Eeuwenlang hebben de landen van het huidige Europa elkaar met grote regelmaat bevochten. De Tweede Wereldoorlog vormde het definitieve keerpunt. De gevolgen van deze oorlog waren zo ingrijpend geweest, dat in 1950 België, Duitsland, Frankrijk, Italië, Luxemburg en Nederland een eerste stap naar een duurzaam samenwerkend Europa noodzakelijk vonden.

Om het onderling voeren van oorlog onmogelijk te maken, besloten de zes landen om de belangrijkste grondstoffen voor de oorlogsindustrie (kolen en staal) gezamenlijk te gaan beheren. Dit leidde tot de oprichting van de Europese Gemeenschap voor Kolen en Staal i (EGKS). In de jaren daarna ging men op steeds meer terreinen (landbouw, economie, veiligheid etc.) samenwerken en werden de Europese Gemeenschappen i gevormd.

Naarmate deze samenwerking meer welvaart bracht, sloten steeds meer landen zich bij de Gemeenschap aan. Vandaag de dag bestaat er een Europese Unie i van 27 landen. Daarnaast zijn er diverse andere landen i die graag lid willen worden.
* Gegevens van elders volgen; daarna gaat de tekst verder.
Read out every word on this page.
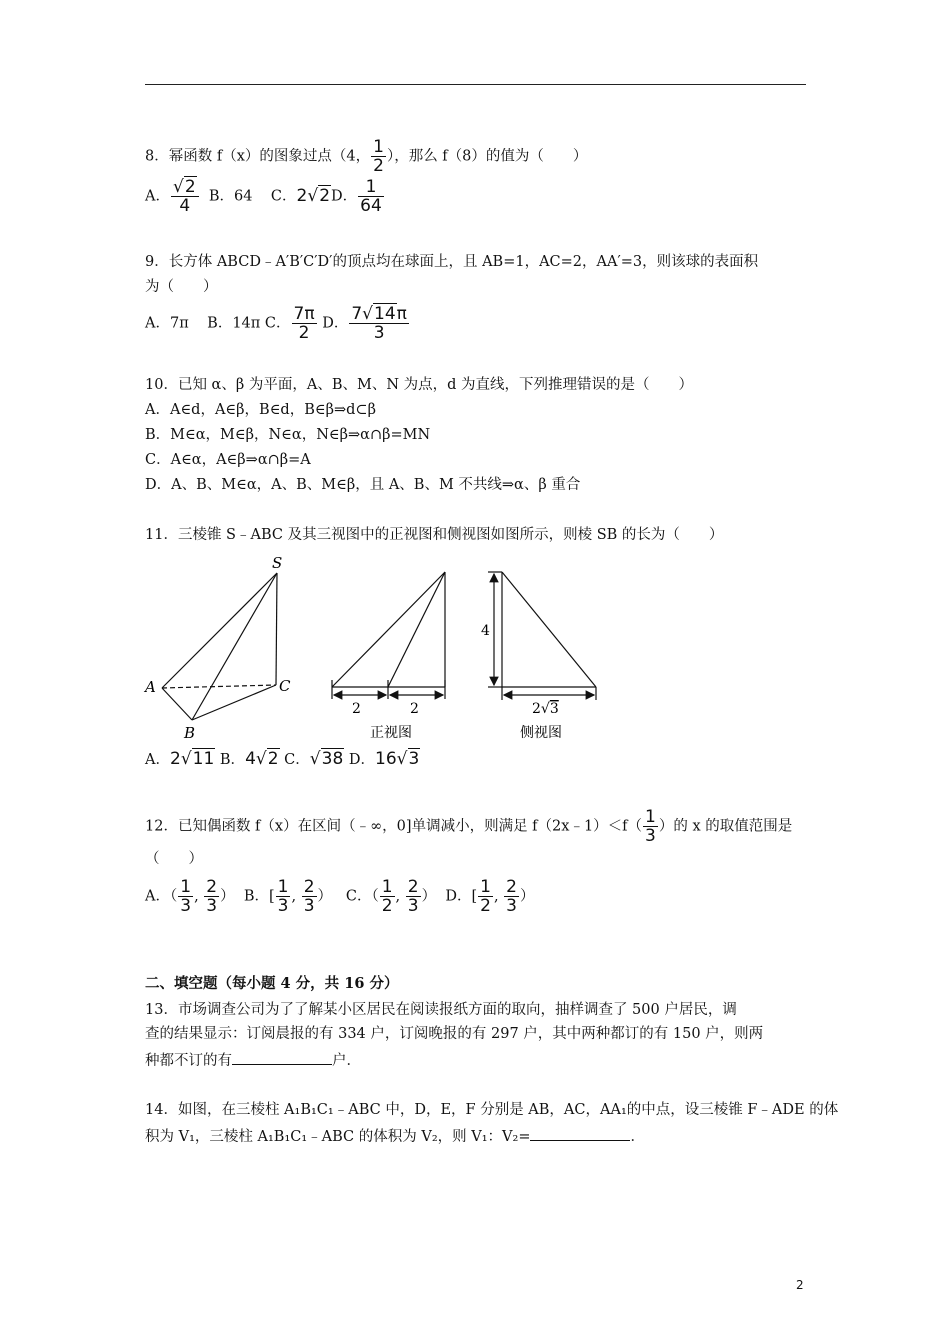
8．幂函数 f（x）的图象过点（4， $\frac{1}{2}$ ），那么 f（8）的值为（　　）
A． $\frac{√2}{4}$ B．64 C．2√2D． $\frac{1}{64}$
9．长方体 ABCD﹣A′B′C′D′的顶点均在球面上，且 AB=1，AC=2，AA′=3，则该球的表面积
为（　　）
A．7π B．14π C． $\frac{7\pi}{2}$ D． $\frac{7√14\pi}{3}$
10．已知 α、β 为平面，A、B、M、N 为点，d 为直线，下列推理错误的是（　　）
A．A∈d，A∈β，B∈d，B∈β⇒d⊂β
B．M∈α，M∈β，N∈α，N∈β⇒α∩β=MN
C．A∈α，A∈β⇒α∩β=A
D．A、B、M∈α，A、B、M∈β，且 A、B、M 不共线⇒α、β 重合
11．三棱锥 S﹣ABC 及其三视图中的正视图和侧视图如图所示，则棱 SB 的长为（　　）
S
A
B
C
2	2
正视图
4
2√3
侧视图
A．2√11 B．4√2 C．√38 D．16√3
12．已知偶函数 f（x）在区间（﹣∞，0]单调减小，则满足 f（2x﹣1）＜f（ $\frac{1}{3}$ ）的 x 的取值范围是
（　　）
A．（ $\frac{1}{3}$ , $\frac{2}{3}$ ） B．[ $\frac{1}{3}$ , $\frac{2}{3}$ ） C．（ $\frac{1}{2}$ , $\frac{2}{3}$ ） D．[ $\frac{1}{2}$ , $\frac{2}{3}$ ）
二、填空题（每小题 4 分，共 16 分）
13．市场调查公司为了了解某小区居民在阅读报纸方面的取向，抽样调查了 500 户居民，调
查的结果显示：订阅晨报的有 334 户，订阅晚报的有 297 户，其中两种都订的有 150 户，则两
种都不订的有	户．
14．如图，在三棱柱 A₁B₁C₁﹣ABC 中，D，E，F 分别是 AB，AC，AA₁的中点，设三棱锥 F﹣ADE 的体
积为 V₁，三棱柱 A₁B₁C₁﹣ABC 的体积为 V₂，则 V₁：V₂=	．
2
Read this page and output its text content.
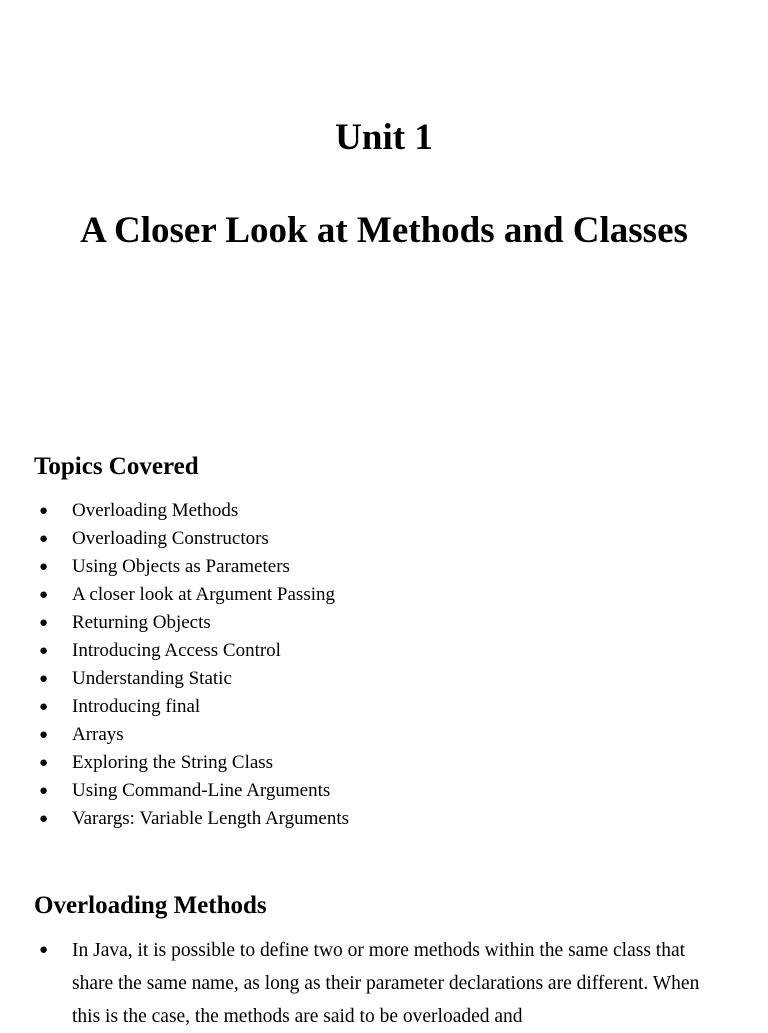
Unit 1
A Closer Look at Methods and Classes
Topics Covered
● Overloading Methods
● Overloading Constructors
● Using Objects as Parameters
● A closer look at Argument Passing
● Returning Objects
● Introducing Access Control
● Understanding Static
● Introducing final
● Arrays
● Exploring the String Class
● Using Command-Line Arguments
● Varargs: Variable Length Arguments
Overloading Methods
● In Java, it is possible to define two or more methods within the same class that share the same name, as long as their parameter declarations are different. When this is the case, the methods are said to be overloaded and
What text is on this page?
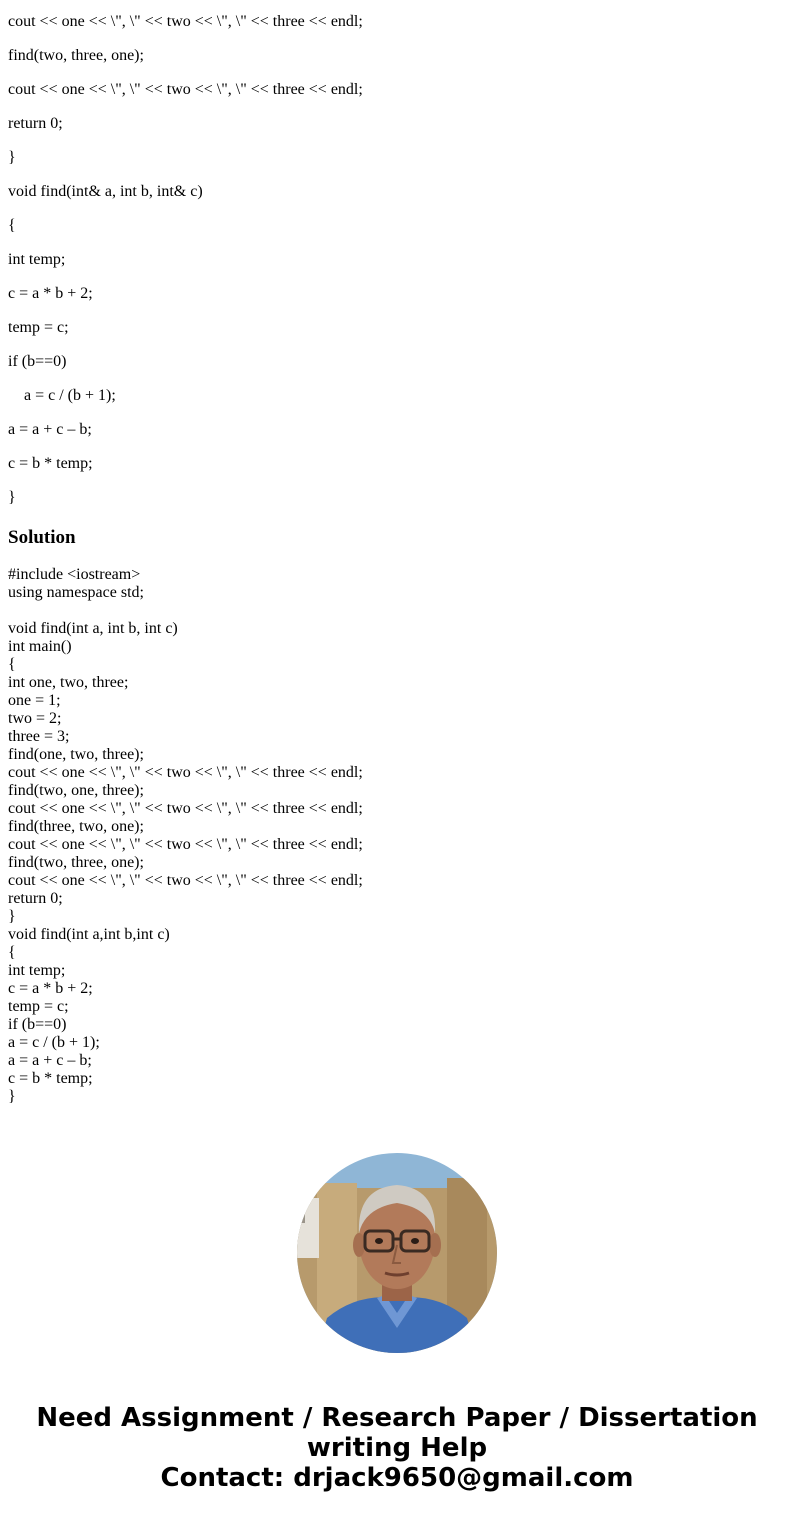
cout << one << \", \" << two << \", \" << three << endl;

find(two, three, one);

cout << one << \", \" << two << \", \" << three << endl;

return 0;

}

void find(int& a, int b, int& c)

{

int temp;

c = a * b + 2;

temp = c;

if (b==0)

a = c / (b + 1);

a = a + c – b;

c = b * temp;

}

Solution
#include <iostream>
using namespace std;
void find(int a, int b, int c)
int main()
{
int one, two, three;
one = 1;
two = 2;
three = 3;
find(one, two, three);
cout << one << \", \" << two << \", \" << three << endl;
find(two, one, three);
cout << one << \", \" << two << \", \" << three << endl;
find(three, two, one);
cout << one << \", \" << two << \", \" << three << endl;
find(two, three, one);
cout << one << \", \" << two << \", \" << three << endl;
return 0;
}
void find(int a,int b,int c)
{
int temp;
c = a * b + 2;
temp = c;
if (b==0)
a = c / (b + 1);
a = a + c – b;
c = b * temp;
}
Need Assignment / Research Paper / Dissertation
writing Help
Contact: drjack9650@gmail.com
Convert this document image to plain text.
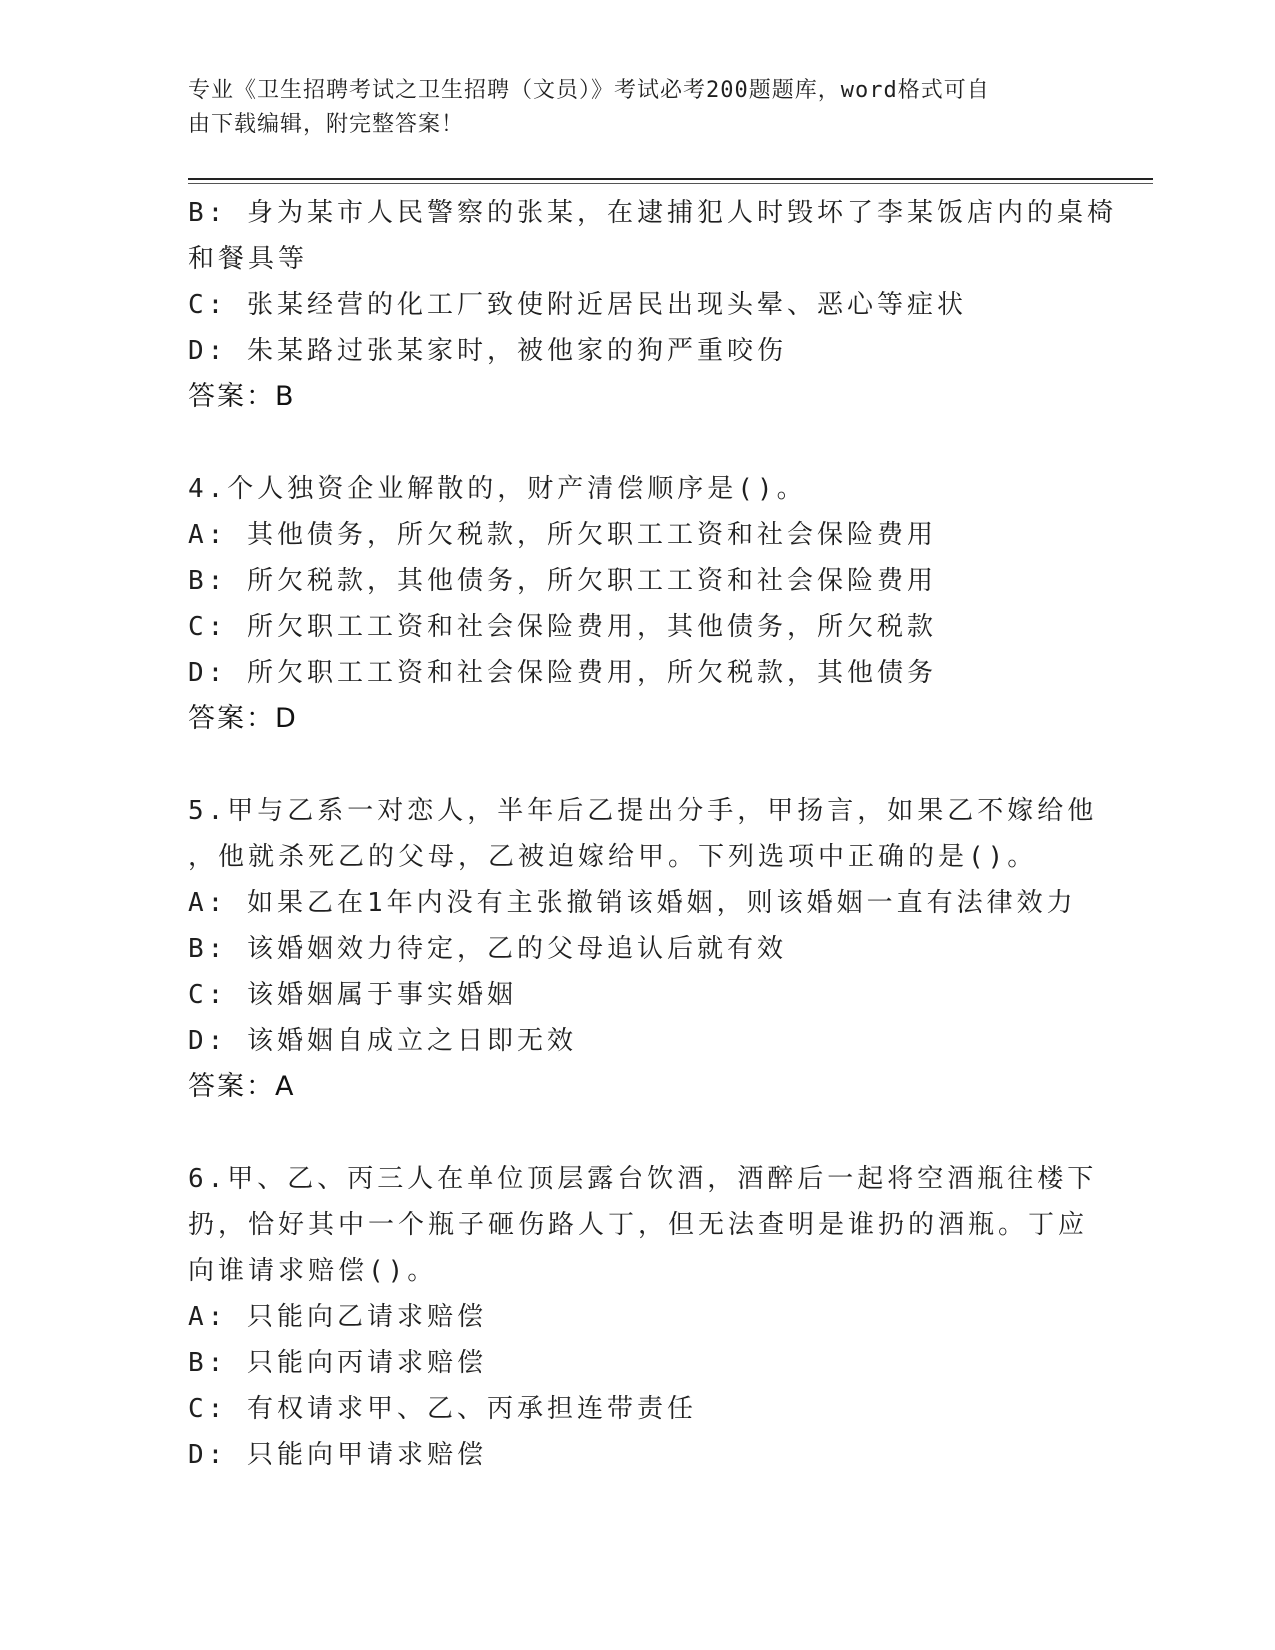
专业《卫生招聘考试之卫生招聘（文员）》考试必考200题题库，word格式可自
由下载编辑，附完整答案！
B: 身为某市人民警察的张某，在逮捕犯人时毁坏了李某饭店内的桌椅
和餐具等
C: 张某经营的化工厂致使附近居民出现头晕、恶心等症状
D: 朱某路过张某家时，被他家的狗严重咬伤
答案：B
4.个人独资企业解散的，财产清偿顺序是()。
A: 其他债务，所欠税款，所欠职工工资和社会保险费用
B: 所欠税款，其他债务，所欠职工工资和社会保险费用
C: 所欠职工工资和社会保险费用，其他债务，所欠税款
D: 所欠职工工资和社会保险费用，所欠税款，其他债务
答案：D
5.甲与乙系一对恋人，半年后乙提出分手，甲扬言，如果乙不嫁给他
，他就杀死乙的父母，乙被迫嫁给甲。下列选项中正确的是()。
A: 如果乙在1年内没有主张撤销该婚姻，则该婚姻一直有法律效力
B: 该婚姻效力待定，乙的父母追认后就有效
C: 该婚姻属于事实婚姻
D: 该婚姻自成立之日即无效
答案：A
6.甲、乙、丙三人在单位顶层露台饮酒，酒醉后一起将空酒瓶往楼下
扔，恰好其中一个瓶子砸伤路人丁，但无法查明是谁扔的酒瓶。丁应
向谁请求赔偿()。
A: 只能向乙请求赔偿
B: 只能向丙请求赔偿
C: 有权请求甲、乙、丙承担连带责任
D: 只能向甲请求赔偿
De totstandkoming van de Europese Unie zoals we die nu kennen ging echter niet zonder slag of stoot.

1.

1946 - Na een verwoestende wereldoorlog klinkt de roep om een 'verenigd Europa'

Gedurende enkele eeuwen vonden in Europa een groot aantal bloedige oorlogen plaats, vaak met een enorm aantal slachtoffers tot gevolg. Als laatste de Tweede Wereldoorlog. Al kort daarna riep de Britse politicus Winston Churchill in 1946 op tot een 'verenigd Europa'.

In het voorjaar van 1950 stond Europa wederom aan de rand van een afgrond. Door de Koude Oorlog i dreigde een conflict tussen het oosten en het westen van het continent. Om gezamenlijk een front te kunnen vormen tegen de communistische bedreiging uit het oosten, leek een duurzame vrede tussen de westerse landen essentieel. Een aantal Europese leiders kwam tot de overtuiging dat een dergelijke vrede tussen hun landen alleen kon worden verzekerd door ze economisch en politiek te verenigen.

Ook de Verenigde Staten hadden belang bij een vreedzaam, stabiel Europa. In het kader van het Marshallplan boden zij aan alle landen van Europa economische hulp bij de wederopbouw. Hierbij stelden zij echter wel een voorwaarde: ze verlangden Europese samenwerking op economisch gebied om de banden tussen de landen te versterken (met name tussen Frankrijk en Duitsland) en zo een nieuwe oorlog te voorkomen.

2.

1950 - Beperkte, maar vitale samenwerking in Europese Gemeenschap voor Kolen en Staal

Het belang van toekomstige samenwerking bleek vooral uit de nog altijd moeizame betrekkingen tussen Frankrijk en Duitsland. Omdat zij de grootste producenten waren van kolen en staal - de belangrijkste grondstoffen voor de productie van oorlogswapens - bracht de slechte verhouding tussen beide grootmachten een groot risico voor een nieuwe oorlog met zich mee.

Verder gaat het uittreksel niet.